The adult entertainment industry has long pointed out that the mainstream film world has a love affair with non-consensually expelled body fluids that's not merely sanctioned but celebrated - while the porn industry's celebration of the body fluids traditionally associated with pleasure receive condemnation and censure. The existence of the tongue-in-cheek but still sexually sanctimonious PGPorn.tv and its accidental snuff angle only adds fuel to that fire.

According to the press, James isn't surprised by the controversy swirling around his site, but his attention seems more captured by the usual anti-porn suspects than by those he and his brothers claim they want to entice and better "understand."

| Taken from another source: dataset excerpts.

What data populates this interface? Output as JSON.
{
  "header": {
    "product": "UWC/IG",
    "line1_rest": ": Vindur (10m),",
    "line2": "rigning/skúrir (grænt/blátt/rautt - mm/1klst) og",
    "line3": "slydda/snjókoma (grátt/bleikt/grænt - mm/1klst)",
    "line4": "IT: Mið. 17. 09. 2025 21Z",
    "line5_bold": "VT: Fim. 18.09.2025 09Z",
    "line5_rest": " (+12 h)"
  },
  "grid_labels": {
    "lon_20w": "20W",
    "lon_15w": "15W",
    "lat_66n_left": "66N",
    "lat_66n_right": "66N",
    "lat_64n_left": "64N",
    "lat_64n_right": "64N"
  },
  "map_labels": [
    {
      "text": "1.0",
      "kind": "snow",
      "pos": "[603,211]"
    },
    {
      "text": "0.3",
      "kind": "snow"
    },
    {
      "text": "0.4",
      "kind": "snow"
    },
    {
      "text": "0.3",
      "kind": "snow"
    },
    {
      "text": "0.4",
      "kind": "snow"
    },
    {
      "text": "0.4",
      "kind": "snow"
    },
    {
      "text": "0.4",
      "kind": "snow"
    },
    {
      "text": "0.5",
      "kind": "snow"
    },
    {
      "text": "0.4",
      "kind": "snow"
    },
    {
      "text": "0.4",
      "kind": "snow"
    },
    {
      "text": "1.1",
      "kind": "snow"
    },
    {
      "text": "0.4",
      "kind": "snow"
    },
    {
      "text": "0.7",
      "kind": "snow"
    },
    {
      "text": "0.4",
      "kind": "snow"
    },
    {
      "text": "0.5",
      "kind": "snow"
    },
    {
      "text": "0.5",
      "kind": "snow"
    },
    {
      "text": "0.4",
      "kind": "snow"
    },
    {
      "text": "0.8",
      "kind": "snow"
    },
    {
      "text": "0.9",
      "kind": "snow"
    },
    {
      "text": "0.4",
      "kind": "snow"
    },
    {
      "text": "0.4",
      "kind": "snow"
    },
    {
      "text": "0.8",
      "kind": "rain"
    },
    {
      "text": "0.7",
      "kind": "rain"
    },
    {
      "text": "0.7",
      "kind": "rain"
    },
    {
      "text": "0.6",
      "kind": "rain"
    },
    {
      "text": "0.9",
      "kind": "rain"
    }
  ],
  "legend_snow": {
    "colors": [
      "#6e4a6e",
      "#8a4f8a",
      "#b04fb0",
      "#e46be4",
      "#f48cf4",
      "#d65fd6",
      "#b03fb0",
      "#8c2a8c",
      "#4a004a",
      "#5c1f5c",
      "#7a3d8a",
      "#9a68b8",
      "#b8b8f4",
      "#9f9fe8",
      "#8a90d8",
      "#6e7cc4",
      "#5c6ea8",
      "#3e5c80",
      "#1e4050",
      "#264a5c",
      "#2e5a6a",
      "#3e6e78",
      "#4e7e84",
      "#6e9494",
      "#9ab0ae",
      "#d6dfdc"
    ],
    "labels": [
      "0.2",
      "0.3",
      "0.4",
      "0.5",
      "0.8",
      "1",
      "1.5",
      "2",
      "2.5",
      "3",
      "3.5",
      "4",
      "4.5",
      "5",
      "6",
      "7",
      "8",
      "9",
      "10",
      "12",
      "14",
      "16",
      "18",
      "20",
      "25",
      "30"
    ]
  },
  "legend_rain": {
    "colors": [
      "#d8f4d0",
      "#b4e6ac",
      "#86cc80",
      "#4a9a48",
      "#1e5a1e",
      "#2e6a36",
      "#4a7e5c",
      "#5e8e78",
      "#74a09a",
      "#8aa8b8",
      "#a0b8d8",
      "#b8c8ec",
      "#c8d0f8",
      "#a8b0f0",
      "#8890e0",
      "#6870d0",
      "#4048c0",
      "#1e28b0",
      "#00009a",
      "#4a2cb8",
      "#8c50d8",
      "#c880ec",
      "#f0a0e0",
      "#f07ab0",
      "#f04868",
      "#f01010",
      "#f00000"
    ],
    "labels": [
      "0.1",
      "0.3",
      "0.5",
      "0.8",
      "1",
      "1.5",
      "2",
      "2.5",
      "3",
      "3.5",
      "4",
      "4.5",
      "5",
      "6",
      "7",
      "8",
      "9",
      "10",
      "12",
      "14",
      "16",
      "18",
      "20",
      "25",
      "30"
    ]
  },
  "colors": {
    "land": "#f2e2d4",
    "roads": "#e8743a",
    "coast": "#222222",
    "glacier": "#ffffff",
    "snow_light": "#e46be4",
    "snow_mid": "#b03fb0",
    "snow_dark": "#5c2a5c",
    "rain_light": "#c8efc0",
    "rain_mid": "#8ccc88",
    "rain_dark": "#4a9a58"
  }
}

Of course Bob Peters, president of Morality in Media is incensed by PGPorn.tv. Peters and his fellow flesh-hating doom-sayers are like addicts unable to pass up an opportunity to claim that possessing skin leads to sin, sin, and more sin. Of course he and his Greek chorus of anti-pleasure activists are convinced that watching PGPorn.tv will lead viewers down the cum-and-tears-stained path to hardcore fare and the mythically rampant "abuse" of the "real people" who appear in it.

The idea of sexy but non-explicit scenarios is packed with potential, but it's not a new idea; not even to porn consumers. Burlesque, vaudeville, Benny Hill, Swedish erotica, and the Carol Connors "Erotic Adventures of Candy," and "Candy Goes to Hollywood" features -- to name only a few -- used and continue to use flirtatious innuendo to prime their erotic pumps.

While violence and aggression have and can play a part in what gives softcore entertainment its appeal, relying upon it for a punch line seems especially adolescent and, cowardly, uncreative, and morality tale heavy.

"We like to pretend that we're miles and miles away from pornography," James confessed to the media," but we're not."

Gunn and brothers may be geo-located near the porn heartland - and may even have watched enough porn to nurture this latest manifestation of Hollywood's desire to create pornographic material without actually becoming pornographers - but "Nailing Your Wife" is nothing to be proud of. Instead, it is just another example of Tinsel Town's wanton hypocrisy and love for claiming the moral high ground by punishing honest sexual expression with violence, however comic.

Future walks on the not-so-wild-side will feature esteemed female performers including Belladonna and Sasha Gray; neither of whom will become naked. Whether or not their characters will survive their non-sexual encounters is yet to be seen.